In this example cluster will be upgraded to version 4.4.5.

kubectl -n scylla patch ScyllaCluster simple-cluster  -p '{"spec":{"version": "4.4.5"}}' --type=merge

Operator supports two types of version upgrades:

  1. Patch upgrade

  2. Generic upgrade

Patch upgrade

Patch upgrade is executed when only patch version change is detected according to semantic versioning format. Procedure simply rolls out a restart of whole cluster and upgrades Scylla container image for each node one by one.

Example: 4.0.0 -> 4.0.1

Generic upgrade

Generic upgrades are executed for the non patch version changes.

Example: 4.0.0 -> 2020.1.0 or 4.0.0 -> 4.1.0 or even 4.0.0 -> nightly

User can observe current state of upgrade in ScyllaCluster status.

kubectl -n scylla describe ScyllaCluster simple-cluster
      Members:        3
      Ready Members:  3
      Version:        4.1.9
    Current Node:         simple-cluster-us-east-1-us-east-1a-2
    Current Rack:         us-east-1a
    Data Snapshot Tag:    so_data_20201228135002UTC
    From Version:         4.1.9
    State:                validate_upgrade
    System Snapshot Tag:  so_system_20201228135002UTC
    To Version:           4.2.2

Each upgrade begins with taking a snapshot of system and system_schema keyspaces on all nodes in parallel. Name of this snapshot tag is saved in upgrade status under System Snapshot Tag.
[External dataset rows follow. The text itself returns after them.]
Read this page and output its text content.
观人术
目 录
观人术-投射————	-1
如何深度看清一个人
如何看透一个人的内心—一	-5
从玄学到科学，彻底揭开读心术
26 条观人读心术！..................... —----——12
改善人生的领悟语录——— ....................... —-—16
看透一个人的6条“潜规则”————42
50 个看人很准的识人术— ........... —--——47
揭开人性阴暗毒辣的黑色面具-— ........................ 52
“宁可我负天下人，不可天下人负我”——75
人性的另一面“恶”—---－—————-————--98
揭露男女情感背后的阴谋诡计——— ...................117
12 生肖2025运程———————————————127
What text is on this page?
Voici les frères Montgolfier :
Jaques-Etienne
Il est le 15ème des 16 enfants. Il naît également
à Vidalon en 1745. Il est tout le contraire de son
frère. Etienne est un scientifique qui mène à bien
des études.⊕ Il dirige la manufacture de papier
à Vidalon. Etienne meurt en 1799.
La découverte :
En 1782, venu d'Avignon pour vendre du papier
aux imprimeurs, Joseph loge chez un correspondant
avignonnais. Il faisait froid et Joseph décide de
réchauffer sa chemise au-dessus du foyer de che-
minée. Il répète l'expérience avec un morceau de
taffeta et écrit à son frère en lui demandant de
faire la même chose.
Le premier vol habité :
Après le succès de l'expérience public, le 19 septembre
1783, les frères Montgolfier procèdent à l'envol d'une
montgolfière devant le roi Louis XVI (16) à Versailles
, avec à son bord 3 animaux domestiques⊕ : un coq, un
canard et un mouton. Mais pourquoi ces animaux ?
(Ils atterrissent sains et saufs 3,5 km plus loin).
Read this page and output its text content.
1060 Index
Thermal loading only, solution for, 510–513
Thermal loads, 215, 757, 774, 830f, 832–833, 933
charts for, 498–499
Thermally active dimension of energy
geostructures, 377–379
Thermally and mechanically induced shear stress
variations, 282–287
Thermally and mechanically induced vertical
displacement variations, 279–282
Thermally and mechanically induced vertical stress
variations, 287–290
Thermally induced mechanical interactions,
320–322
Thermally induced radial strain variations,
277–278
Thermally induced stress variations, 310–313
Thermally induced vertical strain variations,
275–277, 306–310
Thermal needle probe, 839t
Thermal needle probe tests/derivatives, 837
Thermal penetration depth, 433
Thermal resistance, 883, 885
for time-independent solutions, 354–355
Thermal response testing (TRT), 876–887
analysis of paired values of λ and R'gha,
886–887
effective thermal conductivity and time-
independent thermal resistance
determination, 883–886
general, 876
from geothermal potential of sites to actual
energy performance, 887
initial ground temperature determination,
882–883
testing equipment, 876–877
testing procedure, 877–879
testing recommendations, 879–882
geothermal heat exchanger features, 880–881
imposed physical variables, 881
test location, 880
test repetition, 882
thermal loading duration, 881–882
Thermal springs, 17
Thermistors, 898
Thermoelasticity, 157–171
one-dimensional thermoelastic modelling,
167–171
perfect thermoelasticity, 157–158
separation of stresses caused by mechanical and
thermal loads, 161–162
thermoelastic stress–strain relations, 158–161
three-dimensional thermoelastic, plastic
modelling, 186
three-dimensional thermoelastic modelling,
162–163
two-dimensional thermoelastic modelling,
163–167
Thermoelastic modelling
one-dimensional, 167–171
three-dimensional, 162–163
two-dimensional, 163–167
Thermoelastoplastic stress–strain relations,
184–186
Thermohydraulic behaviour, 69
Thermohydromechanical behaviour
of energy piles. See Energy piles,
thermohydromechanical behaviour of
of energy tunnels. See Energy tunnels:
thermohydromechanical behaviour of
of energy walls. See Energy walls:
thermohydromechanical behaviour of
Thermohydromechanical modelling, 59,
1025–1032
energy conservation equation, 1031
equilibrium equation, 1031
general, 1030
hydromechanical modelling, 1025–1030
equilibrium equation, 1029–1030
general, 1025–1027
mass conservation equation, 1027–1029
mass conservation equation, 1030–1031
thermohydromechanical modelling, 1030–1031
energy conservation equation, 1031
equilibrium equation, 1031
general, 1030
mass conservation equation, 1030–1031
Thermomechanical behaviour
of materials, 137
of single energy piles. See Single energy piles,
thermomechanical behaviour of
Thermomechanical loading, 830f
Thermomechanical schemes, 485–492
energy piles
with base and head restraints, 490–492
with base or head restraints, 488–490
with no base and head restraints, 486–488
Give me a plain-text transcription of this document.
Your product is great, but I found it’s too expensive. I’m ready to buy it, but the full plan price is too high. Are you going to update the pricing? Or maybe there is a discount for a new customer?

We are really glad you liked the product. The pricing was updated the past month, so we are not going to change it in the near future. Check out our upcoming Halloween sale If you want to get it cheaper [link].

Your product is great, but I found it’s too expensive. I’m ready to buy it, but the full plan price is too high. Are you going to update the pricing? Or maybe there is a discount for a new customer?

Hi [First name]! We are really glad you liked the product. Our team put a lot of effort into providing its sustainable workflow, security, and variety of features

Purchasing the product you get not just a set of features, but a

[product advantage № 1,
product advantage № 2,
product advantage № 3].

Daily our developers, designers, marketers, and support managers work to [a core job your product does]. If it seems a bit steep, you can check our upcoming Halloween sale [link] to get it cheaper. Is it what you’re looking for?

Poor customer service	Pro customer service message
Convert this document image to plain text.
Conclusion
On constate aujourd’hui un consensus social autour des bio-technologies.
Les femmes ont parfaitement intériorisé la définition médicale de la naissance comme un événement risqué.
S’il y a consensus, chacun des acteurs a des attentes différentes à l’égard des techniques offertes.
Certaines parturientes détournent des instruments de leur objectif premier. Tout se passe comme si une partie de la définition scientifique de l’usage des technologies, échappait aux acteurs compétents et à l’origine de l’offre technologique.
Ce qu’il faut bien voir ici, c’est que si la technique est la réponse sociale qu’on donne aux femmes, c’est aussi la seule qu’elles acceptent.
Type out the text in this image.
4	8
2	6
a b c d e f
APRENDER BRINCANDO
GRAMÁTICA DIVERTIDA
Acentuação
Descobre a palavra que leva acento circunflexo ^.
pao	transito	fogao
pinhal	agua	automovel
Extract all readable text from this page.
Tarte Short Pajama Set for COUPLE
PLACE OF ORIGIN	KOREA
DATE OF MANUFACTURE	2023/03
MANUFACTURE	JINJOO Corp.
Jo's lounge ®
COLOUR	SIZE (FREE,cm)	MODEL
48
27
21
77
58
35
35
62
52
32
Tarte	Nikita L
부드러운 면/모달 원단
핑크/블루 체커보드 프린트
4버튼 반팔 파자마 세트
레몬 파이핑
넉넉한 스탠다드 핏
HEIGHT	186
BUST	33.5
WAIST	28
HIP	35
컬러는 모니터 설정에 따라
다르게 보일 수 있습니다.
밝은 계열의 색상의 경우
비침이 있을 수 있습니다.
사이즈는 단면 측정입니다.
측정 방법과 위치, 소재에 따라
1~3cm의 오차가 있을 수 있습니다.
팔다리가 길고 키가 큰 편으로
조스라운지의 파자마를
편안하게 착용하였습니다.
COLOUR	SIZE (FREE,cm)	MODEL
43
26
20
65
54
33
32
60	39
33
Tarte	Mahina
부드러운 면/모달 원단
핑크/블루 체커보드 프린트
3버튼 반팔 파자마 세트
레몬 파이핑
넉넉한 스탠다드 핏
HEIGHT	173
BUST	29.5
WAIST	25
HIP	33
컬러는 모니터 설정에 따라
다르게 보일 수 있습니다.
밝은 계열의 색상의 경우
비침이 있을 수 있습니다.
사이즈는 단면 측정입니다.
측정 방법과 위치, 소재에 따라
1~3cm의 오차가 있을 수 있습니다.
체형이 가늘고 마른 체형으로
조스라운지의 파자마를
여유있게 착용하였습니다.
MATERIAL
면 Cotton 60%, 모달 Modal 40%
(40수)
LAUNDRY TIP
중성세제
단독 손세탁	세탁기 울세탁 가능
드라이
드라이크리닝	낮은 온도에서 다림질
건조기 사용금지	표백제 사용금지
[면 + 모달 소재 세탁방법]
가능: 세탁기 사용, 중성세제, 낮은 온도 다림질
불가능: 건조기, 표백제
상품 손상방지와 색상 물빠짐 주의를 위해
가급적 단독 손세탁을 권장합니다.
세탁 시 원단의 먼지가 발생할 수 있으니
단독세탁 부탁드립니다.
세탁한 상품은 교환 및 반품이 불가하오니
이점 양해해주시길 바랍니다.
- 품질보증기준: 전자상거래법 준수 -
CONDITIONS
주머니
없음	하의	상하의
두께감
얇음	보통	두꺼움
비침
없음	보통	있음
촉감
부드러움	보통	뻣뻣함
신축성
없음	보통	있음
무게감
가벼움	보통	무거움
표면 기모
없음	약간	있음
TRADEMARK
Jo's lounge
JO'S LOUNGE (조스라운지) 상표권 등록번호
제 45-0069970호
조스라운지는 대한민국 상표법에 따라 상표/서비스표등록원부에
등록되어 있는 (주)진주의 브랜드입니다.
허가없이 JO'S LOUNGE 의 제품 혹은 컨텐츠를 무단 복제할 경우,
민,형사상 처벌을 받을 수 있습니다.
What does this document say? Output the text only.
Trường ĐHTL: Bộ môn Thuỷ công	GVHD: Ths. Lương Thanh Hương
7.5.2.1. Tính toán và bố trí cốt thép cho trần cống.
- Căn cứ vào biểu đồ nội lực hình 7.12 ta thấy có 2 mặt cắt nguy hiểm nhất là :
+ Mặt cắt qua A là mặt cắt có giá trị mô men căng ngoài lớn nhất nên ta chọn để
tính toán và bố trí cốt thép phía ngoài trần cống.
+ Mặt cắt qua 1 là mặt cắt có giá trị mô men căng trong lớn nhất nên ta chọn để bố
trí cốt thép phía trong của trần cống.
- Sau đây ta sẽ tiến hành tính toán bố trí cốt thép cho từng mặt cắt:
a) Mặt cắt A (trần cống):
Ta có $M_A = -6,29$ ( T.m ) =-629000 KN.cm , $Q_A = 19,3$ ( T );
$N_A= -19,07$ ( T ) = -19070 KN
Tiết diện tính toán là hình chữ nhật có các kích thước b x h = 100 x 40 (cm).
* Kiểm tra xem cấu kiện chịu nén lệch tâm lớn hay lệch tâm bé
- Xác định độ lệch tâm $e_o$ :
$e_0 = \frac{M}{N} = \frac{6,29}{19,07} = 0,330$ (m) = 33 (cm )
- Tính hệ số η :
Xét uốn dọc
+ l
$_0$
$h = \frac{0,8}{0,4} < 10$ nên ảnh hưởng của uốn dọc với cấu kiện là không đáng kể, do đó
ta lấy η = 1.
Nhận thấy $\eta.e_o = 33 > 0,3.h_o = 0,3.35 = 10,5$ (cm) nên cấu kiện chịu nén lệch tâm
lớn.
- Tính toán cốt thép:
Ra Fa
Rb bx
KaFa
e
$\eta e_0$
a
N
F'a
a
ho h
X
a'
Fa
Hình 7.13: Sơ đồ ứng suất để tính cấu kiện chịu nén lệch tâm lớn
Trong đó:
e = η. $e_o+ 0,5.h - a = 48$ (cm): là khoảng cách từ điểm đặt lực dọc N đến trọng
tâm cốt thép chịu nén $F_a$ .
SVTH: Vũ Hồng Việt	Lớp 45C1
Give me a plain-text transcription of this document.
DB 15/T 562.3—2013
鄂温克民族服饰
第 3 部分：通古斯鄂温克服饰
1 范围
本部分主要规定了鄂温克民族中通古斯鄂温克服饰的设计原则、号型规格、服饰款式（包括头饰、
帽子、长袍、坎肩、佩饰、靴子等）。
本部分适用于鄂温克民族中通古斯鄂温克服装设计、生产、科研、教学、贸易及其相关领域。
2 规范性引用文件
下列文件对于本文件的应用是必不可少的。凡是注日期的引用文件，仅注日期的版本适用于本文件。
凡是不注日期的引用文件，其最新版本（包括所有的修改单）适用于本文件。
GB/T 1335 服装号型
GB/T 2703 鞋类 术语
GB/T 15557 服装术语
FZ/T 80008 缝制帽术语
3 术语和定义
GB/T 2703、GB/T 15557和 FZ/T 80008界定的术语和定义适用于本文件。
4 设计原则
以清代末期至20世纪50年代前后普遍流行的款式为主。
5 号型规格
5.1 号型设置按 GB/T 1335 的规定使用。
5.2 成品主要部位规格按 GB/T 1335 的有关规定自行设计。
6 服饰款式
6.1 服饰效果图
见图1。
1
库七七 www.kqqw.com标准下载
Before nodes in rack are upgraded, underlying StatefulSet is changed to use OnDelete UpgradeStrategy. This allows Operator have a full control over when Pod image is changed.

When a node is being upgraded, maintenance mode is enabled, then the node is drained and snapshot of all data keyspaces is taken. Snapshot tag is saved under Data Snapshot Tag and is the same for all nodes during the procedure. Once everything is set up, maintenance mode is disabled and Scylla Pod is deleted. Underlying StatefulSet will bring up a new Pod with upgraded version. Once Pod will become ready, data snapshot from this particular node is removed, and Operator moves to next node.

Once every rack is upgraded, system snapshot is removed from all nodes in parallel and previous StatefulSet UpgradeStrategy is restored. At this point, all your nodes should be already in desired version.

Current state of upgrade can be traced using Current Node, Current Rack and State status fields.

  • Current Node shows which node is being upgraded.

  • Current Rack displays which rack is being upgraded.

  • State contain information at which stage upgrade is.

State can have following values:

  • begin_upgrade - upgrade is starting

  • check_schema_agreement - Operator waits until all nodes reach schema agreement. It waits for it for 1 minute, prints an error log message and check is retried.

  • create_system_backup - system keyspaces snapshot is being taken

  • find_next_rack - Operator finds out which rack must be upgraded next, decision is saved in Current Rack

  • upgrade_image_in_pod_spec - Image and UpgradeStrategy is upgraded in underlying StatefulSet

  • find_next_node - Operator finds out which node must be upgraded next, decision is saved in Current Node

  • enable_maintenance_mode - maintenance mode is being enabled

  • drain_node - node is being drained

  • backup_data - snapshot of data keyspaces is being taken

  • disable_maintenance_mode - maintenance mode is being disabled

  • delete_pod - Scylla Pod is being deleted

  • validate_upgrade - Operator validates if new pod enters Ready state and if Scylla version is upgraded

  • clear_data_backup - snapshot of data keyspaces is being removed

  • clear_system_backup - snapshot of system keyspaces is being removed

  • restore_upgrade_strategy - restore UpgradeStrategy in underlying StatefulSet

  • finish_upgrade - upgrade cleanup

Recovering from upgrade failure

Upgrade may get stuck on validate_upgrade stage. This happens when Scylla Pod refuses to properly boot up.

To continue with upgrade, first turn off operator by scaling Operator replicas to zero:

kubectl -n scylla-operator scale deployment.apps/scylla-operator --replicas=0

Then user have to manually resolve issue with Scylla by checking what is the root cause of a failure in Scylla container logs. If needed data and system keyspaces SSTable snapshots are available on the node. You can check ScyllaCluster status for their names.

Once issue is resolved and Scylla Pod is up and running (Pod is in Ready state), scale Operator back to two replicas:

kubectl -n scylla-operator scale deployment.apps/scylla-operator --replicas=2

Operator should continue upgrade process from where it left off.